The European Commission has released figures on road deaths in 2020: here are the countries in Europe with the lowest fatalities.

In 2020, the drop in car traffic, due to health restrictions, had an impact on the number of road fatalities in Europe, even if it is difficult to measure. In total, the European Commission considers that 18,800 people were killed in a road accident last year, either a decrease of 17% compared to 2019. In other words: almost 4,000 fewer people lost their lives on the roads of the European Union in 2020 compared to 2019.

Road safety: European roads are the safest in the world

Looking further back, over the last decade between 2010 and 2020, the number of road fatalities in Europe has fallen by 36%. With 42 road deaths per 1 million inhabitants, European roads are the safest in the world, the world average being over 180.

Among the countries whose statistics fell in 2020, we find France, with 39 deaths per million inhabitants (-21% compared to 2019), Malta, Italy, Belgium, Denmark, and Spain. The safest roads in Europe remain in Sweden

, with 18 deaths per million inhabitants, while Romania is the worst performer, with 85 deaths per million inhabitants.

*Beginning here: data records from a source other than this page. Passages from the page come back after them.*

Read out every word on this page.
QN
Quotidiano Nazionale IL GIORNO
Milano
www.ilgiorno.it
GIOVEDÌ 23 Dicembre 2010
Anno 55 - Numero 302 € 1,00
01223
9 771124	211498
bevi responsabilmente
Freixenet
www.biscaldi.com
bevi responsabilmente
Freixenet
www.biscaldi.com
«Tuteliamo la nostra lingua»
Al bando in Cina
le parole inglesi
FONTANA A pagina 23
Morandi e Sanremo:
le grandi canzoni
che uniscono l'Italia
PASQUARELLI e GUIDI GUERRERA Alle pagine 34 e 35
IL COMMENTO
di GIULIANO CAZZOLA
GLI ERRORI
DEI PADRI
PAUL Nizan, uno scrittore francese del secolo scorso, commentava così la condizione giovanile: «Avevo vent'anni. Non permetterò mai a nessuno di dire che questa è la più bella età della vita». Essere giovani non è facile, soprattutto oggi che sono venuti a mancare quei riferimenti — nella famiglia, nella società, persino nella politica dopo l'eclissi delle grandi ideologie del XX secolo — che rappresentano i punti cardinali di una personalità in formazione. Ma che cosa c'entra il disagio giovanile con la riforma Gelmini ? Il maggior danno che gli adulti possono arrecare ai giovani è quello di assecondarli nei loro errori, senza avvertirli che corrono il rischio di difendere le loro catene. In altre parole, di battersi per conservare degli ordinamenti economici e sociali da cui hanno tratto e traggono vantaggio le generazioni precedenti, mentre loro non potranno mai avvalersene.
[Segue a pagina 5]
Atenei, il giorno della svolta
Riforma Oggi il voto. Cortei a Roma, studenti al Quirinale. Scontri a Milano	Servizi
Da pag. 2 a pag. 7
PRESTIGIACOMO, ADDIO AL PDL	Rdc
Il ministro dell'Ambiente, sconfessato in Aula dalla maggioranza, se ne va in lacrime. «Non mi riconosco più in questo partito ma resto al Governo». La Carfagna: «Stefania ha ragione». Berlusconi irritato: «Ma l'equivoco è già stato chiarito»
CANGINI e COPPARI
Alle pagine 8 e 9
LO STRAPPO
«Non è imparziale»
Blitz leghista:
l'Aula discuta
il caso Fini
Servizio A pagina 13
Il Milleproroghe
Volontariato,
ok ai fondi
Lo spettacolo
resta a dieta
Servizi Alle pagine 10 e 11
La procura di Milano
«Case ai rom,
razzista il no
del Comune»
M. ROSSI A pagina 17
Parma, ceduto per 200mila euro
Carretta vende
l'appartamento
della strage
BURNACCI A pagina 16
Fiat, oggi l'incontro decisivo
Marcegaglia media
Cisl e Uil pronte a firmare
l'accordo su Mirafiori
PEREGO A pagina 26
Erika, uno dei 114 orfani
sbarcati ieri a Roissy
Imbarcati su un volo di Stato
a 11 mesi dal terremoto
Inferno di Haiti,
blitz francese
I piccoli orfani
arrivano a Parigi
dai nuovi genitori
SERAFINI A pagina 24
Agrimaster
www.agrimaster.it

Road safety: ranking the safest roads in Europe

Here is the ranking of European countries according to their road fatality rate (deaths per million inhabitants) in 2020, and their evolution compared to 2019:

  1. Sweden: 18 deaths per million inhabitants (-14%)
  2. Norway: 18 (-11%)
  3. Malta: 21 (-31%)
  4. Iceland: 22 (33%)
  5. Suisse : 26 (21%)
  6. Denmark: 27 (-22%)
  7. Spain: 29 (-21%)
  8. Ireland: 30 (6%)
  9. Netherlands: 31 (-8%)
  10. Germany: 33 (-11%)
  11. Slovenia: 38 (-22%)
  12. Austria: 38 (-19%)
  13. France : 39 (-21%)
  14. Italy: 40 (-25%)
  15. Finland: 40 (4%)
  16. Luxembourg : 42 (18%)
  17. Belgium: 44 (-22%)
  18. Slovakia: 45 (-9%)
  19. Estonia: 45 (15%)
  20. Hungary: 46 (-25%)
  21. Czechia: 48 (-16%)
  22. Portugal : 52 (-18%)
  23. Greece: 54 (-16%)
  24. Cyprus: 54 (-8%)
  25. Croatia: 58 (-20%)
  26. Lithuania: 63 (-6%)
  27. Poland: 65 (-15%)
  28. Bulgaria: 67 (-26%)
  29. Latvia: 74 (7%)
  30. Romania: 85 (-12%)

Note that the European Commission has taken into account countries that are not part of the EU, such as Switzerland, Norway or Iceland, while the United Kingdom is no longer part of these statistics.